Während ein kleiner, aber erlesener Unterhachinger Auswärtsmob vor dem Spiel im Gästeblock schon mal ein wenig Stimmung machte (vermutlich in dem Wissen, nach Anpfiff ohnehin kein Gehör mehr zu finden), poppten auf dem Handy irgendwann die Anfangsaufstellungen für beide Mannschaften auf. Und zumindest die des 1. FC Magdeburg hielt doch die eine oder andere Überraschung bereit. Jens Härtel schickte sein Team im 4-3-3 aufs Feld und ließ Nico Hammann, Steffen Schäfer, Christopher Handke und Nils Butzen in der Viererkette verteidigen. Davor agierten im Mittelfeld Björn Rother, Richard Weil und Andreas Ludwig, der Dennis Erdmann ersetzte.
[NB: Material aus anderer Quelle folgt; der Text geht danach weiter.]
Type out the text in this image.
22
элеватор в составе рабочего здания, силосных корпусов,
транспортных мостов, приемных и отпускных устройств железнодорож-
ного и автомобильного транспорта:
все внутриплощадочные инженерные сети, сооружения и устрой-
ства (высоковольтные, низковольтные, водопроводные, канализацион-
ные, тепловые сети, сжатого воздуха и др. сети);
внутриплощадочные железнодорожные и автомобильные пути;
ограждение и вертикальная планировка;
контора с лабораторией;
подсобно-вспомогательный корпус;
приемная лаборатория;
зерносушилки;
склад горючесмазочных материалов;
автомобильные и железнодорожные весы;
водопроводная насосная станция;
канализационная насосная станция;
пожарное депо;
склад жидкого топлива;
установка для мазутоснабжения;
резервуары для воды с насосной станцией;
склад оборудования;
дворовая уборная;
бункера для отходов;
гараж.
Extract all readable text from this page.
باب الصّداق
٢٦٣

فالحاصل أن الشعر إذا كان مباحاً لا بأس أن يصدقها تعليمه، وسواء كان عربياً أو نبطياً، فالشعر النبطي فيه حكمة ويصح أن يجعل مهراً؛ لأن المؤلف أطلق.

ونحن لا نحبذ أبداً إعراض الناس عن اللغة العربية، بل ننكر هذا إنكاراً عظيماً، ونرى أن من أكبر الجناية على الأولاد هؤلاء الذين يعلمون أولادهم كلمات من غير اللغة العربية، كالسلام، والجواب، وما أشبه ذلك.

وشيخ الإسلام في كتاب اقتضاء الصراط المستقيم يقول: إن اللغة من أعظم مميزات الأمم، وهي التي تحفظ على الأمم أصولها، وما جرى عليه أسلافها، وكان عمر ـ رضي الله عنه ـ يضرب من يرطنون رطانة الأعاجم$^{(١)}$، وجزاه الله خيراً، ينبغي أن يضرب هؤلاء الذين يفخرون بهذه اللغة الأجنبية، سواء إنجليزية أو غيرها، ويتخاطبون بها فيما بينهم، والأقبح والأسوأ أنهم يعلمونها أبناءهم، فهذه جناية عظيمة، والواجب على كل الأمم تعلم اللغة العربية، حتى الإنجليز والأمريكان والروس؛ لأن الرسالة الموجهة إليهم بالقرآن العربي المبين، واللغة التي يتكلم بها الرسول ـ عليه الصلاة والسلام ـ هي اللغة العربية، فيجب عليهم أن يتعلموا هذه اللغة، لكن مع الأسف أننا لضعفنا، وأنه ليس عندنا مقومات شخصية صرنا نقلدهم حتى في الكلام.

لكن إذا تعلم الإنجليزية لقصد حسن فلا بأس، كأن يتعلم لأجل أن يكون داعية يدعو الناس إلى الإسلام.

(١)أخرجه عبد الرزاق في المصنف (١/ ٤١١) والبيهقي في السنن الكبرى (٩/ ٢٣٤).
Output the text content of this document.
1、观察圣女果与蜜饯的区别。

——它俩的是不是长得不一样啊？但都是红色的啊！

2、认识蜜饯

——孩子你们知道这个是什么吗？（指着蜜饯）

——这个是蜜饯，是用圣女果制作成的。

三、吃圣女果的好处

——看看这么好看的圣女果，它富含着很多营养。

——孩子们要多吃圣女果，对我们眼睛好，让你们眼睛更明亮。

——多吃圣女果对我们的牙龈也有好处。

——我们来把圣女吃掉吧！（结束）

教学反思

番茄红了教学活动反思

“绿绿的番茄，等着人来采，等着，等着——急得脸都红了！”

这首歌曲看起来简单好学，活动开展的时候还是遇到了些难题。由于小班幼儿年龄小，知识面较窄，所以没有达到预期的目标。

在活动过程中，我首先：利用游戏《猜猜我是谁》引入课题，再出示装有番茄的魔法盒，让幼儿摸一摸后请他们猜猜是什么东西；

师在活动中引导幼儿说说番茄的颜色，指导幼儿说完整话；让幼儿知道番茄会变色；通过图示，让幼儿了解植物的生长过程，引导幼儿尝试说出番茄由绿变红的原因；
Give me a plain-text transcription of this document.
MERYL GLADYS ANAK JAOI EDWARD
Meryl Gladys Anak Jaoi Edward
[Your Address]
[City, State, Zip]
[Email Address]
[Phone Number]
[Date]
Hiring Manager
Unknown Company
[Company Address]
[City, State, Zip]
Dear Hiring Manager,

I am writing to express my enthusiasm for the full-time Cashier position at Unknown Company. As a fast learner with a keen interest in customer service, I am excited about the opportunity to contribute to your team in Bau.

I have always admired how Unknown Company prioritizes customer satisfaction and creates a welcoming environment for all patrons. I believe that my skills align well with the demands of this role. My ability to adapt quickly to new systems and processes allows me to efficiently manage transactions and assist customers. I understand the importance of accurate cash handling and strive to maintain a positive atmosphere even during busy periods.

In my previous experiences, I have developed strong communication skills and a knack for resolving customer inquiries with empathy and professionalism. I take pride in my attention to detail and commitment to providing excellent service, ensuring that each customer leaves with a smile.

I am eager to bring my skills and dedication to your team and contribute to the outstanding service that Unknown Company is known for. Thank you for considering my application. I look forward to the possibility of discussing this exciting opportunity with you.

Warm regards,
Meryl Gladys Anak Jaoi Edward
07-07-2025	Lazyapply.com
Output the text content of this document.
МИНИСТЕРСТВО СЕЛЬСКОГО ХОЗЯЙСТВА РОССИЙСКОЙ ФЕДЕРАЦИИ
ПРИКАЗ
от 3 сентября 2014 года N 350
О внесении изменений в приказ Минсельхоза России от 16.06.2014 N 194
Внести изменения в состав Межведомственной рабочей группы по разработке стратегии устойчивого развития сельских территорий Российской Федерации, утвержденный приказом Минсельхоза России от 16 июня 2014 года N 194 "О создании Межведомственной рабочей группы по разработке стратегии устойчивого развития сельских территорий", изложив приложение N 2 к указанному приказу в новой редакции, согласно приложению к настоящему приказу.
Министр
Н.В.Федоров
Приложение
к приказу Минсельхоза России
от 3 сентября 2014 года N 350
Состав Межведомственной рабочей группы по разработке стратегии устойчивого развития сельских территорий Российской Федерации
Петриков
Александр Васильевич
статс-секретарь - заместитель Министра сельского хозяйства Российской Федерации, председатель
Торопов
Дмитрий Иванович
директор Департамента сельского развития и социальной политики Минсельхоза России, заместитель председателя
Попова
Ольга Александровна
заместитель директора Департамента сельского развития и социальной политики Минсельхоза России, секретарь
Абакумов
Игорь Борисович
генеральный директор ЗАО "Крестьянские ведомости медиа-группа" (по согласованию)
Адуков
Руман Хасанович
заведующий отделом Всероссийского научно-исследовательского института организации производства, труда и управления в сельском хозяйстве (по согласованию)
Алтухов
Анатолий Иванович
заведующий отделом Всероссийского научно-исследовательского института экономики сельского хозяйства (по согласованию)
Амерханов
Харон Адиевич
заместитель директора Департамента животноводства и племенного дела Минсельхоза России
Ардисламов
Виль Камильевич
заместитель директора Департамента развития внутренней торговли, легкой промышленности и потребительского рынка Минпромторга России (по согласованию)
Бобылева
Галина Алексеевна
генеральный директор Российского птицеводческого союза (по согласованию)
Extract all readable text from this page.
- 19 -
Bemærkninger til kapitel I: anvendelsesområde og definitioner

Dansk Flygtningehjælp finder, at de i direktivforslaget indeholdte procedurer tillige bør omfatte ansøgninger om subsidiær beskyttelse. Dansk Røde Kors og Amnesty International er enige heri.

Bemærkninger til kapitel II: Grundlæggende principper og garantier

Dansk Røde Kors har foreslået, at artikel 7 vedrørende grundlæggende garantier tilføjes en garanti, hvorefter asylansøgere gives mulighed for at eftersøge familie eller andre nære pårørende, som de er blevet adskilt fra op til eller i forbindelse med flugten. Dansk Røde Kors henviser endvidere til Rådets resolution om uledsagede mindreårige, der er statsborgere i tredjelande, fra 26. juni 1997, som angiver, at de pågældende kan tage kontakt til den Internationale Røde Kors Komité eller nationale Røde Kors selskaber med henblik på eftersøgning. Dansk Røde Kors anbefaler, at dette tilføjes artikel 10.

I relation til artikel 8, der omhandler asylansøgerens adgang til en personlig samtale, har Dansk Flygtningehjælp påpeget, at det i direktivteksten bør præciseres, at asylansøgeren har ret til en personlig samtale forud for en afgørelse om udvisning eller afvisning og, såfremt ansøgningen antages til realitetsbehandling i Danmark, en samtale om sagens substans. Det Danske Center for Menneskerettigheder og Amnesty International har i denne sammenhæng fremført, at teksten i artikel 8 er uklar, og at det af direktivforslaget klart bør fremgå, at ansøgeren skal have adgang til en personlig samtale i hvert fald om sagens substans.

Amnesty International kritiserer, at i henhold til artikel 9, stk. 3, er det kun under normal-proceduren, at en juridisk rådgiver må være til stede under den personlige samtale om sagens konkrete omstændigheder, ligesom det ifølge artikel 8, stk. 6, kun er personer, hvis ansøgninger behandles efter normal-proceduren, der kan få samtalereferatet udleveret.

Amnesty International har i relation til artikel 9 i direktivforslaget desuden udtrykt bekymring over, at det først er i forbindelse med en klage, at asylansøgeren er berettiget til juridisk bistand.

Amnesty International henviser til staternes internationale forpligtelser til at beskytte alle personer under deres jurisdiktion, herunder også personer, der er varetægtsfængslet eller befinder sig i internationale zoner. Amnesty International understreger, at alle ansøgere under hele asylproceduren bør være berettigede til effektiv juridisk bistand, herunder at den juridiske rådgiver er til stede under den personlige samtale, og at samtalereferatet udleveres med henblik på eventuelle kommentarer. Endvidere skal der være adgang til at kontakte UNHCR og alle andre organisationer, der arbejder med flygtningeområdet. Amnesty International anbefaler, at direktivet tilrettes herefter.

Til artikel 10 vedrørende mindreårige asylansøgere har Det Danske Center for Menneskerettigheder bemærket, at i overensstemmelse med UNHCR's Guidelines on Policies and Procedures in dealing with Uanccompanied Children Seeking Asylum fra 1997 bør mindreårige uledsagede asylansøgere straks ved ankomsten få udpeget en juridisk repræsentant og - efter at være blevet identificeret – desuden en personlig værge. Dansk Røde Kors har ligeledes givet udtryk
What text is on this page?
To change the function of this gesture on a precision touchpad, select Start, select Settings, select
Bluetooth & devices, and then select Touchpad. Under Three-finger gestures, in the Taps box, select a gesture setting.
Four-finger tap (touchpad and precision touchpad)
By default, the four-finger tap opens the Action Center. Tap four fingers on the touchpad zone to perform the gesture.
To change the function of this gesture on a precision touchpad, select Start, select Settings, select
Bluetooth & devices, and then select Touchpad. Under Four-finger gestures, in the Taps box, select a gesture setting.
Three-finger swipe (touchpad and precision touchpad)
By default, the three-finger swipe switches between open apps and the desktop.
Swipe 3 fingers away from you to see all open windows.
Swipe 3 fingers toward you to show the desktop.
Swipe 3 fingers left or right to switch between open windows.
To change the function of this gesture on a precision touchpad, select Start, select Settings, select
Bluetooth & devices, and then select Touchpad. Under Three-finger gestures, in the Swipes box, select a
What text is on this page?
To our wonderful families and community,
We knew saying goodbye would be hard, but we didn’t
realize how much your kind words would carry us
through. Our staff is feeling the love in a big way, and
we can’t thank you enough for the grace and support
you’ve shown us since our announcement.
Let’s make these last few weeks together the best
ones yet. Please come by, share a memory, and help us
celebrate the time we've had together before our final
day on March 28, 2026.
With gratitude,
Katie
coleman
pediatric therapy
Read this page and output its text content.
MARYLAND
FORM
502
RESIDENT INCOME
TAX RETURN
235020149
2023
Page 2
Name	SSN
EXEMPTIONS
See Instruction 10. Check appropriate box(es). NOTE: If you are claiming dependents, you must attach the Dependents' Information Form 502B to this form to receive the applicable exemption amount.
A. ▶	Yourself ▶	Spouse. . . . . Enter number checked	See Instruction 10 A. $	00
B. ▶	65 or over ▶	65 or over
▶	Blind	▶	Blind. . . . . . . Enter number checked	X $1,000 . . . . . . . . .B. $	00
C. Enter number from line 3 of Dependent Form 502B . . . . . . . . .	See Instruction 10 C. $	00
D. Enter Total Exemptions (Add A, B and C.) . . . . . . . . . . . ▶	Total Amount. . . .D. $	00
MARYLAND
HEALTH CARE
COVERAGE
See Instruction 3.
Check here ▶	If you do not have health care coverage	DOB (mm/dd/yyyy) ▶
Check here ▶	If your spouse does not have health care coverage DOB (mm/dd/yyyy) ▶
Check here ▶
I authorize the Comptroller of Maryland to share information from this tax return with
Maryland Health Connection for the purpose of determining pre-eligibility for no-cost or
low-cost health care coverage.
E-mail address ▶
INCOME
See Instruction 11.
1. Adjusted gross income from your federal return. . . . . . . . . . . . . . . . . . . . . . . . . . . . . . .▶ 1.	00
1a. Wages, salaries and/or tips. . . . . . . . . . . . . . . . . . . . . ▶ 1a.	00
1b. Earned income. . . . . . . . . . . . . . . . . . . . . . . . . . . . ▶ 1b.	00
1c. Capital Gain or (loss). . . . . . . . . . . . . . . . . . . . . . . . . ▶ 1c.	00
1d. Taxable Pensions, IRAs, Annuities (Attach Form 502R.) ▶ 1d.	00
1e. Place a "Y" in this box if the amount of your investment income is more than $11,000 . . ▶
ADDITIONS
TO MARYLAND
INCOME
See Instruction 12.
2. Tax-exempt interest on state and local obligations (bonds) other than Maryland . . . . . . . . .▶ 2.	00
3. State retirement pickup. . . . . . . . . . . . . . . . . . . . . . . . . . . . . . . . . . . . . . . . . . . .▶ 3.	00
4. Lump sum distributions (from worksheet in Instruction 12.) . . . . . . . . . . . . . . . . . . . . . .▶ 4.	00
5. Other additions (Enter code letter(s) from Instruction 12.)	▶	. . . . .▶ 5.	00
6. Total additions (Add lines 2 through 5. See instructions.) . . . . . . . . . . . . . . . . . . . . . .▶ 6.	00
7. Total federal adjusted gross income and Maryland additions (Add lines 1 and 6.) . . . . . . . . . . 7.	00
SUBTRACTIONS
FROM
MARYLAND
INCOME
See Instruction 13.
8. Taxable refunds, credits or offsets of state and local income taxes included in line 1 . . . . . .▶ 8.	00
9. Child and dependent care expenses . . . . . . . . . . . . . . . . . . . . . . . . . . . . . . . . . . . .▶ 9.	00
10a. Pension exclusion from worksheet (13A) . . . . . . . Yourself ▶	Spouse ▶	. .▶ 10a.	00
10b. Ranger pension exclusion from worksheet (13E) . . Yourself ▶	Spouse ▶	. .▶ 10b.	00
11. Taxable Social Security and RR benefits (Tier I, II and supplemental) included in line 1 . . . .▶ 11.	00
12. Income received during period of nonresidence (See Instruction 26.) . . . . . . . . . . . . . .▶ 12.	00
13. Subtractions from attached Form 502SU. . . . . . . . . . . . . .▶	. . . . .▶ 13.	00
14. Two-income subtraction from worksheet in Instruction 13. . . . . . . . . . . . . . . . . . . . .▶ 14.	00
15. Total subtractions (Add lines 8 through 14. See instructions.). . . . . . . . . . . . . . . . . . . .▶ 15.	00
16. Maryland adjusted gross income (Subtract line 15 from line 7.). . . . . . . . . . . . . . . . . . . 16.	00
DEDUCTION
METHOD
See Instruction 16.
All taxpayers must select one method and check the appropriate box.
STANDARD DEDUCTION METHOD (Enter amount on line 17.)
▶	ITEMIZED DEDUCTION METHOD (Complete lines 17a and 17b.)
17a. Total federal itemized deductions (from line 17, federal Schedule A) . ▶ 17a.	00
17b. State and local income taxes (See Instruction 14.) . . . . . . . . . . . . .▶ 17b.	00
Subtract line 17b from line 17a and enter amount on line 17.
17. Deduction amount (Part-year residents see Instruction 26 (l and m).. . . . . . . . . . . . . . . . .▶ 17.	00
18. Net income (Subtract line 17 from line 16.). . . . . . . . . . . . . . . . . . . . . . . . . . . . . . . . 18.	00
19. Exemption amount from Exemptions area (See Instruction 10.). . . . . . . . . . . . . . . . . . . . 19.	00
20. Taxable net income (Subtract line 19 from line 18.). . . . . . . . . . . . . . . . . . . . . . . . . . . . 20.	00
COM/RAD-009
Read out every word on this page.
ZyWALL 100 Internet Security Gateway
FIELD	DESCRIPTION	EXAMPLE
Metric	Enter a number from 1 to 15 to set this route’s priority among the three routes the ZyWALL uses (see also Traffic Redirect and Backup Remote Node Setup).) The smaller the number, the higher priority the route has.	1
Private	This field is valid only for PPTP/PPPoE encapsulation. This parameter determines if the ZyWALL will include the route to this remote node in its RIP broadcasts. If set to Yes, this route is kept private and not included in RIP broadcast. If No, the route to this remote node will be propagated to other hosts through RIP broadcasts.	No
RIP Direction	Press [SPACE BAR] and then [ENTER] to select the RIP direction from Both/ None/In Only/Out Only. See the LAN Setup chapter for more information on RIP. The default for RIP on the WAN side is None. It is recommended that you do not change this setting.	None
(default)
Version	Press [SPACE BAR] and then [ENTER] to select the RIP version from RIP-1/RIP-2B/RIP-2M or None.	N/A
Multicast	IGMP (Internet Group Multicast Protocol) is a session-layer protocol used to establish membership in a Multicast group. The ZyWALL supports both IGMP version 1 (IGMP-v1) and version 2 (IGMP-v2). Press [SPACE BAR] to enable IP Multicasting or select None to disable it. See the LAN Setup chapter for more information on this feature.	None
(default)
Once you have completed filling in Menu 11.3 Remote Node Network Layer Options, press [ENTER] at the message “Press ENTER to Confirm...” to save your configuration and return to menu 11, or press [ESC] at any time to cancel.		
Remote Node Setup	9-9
Letzterer stand gar nicht erst im Kader. Offensiv waren Startelf-Rückkehrer Michel Niemeyer (spielte für den verletzten Tobias Schwede) links und Philip Türpitz rechts unterwegs, im Sturmzentrum begann Julius Düker für Christian Beck.
Die Entscheidung pro Düker war eine, das wurde relativ schnell deutlich, die insbesondere für Philip Türpitz, aber auch für Michel Niemeyer die Aufgabe “Unterhaching” nicht unbedingt einfacher machte. Warum? Weil der Mittelstürmer fehlte, der Verteidiger bindet und dadurch Räume eröffnet, die sowohl Türpitz als auch Niemeyer in dieser Saison bisher effektiv zu nutzen wussten. Düker anlasten kann man das freilich nicht – er war bemüht (agierte allerdings häufig eher unglücklich) und ist aber eben ein ganz anderer Spielertyp als Christian Beck, der die gegnerische Innenverteidigung allein mit seiner Präsenz ganz anders zu beschäftigen weiß. Nun denn. Dass die mit dem Einsatz von Düker wohl verbundene Marschroute für die Partie trotzdem keine schlechte war, belegt der Umstand, dass einige der gefährlicheren Aktionen in Durchgang 1 tatsächlich über den jungen Braunschweiger liefen.
Allerdings hatte das Spiel ja noch gar nicht richtig begonnen, als der 1. FC Magdeburg bereits einem Rückstand hinterherlaufen musste – keine zwei Minuten nach dem Anpfiff zappelte der Ball nämlich das erste Mal auf der falschen Seite im Netz. Bei einem langen Pass aus der Unterhachinger Hälfte verschätzt sich Steffen Schäfer total und lässt Hain in seinem Rücken laufen, der den Ball annehmen und links auf den starken Sascha Bigalke ablegen kann. Der nimmt noch ein Stückchen weiter links Thomas Hagn mit, dessen Schuss aus spitzem Winkel hinter Jan Glinker in der Torwartecke einschlägt. Ein langer Ball und ein individueller Fehler nach nicht einmal zwei Minuten hatten ausgerecht, um den starken Aufsteiger aus Bayern in der Festung Heinz-Krügel-Stadion in Führung zu bringen. So hatte man sich das an der Elbe mit einiger Sicherheit nicht vorgestellt.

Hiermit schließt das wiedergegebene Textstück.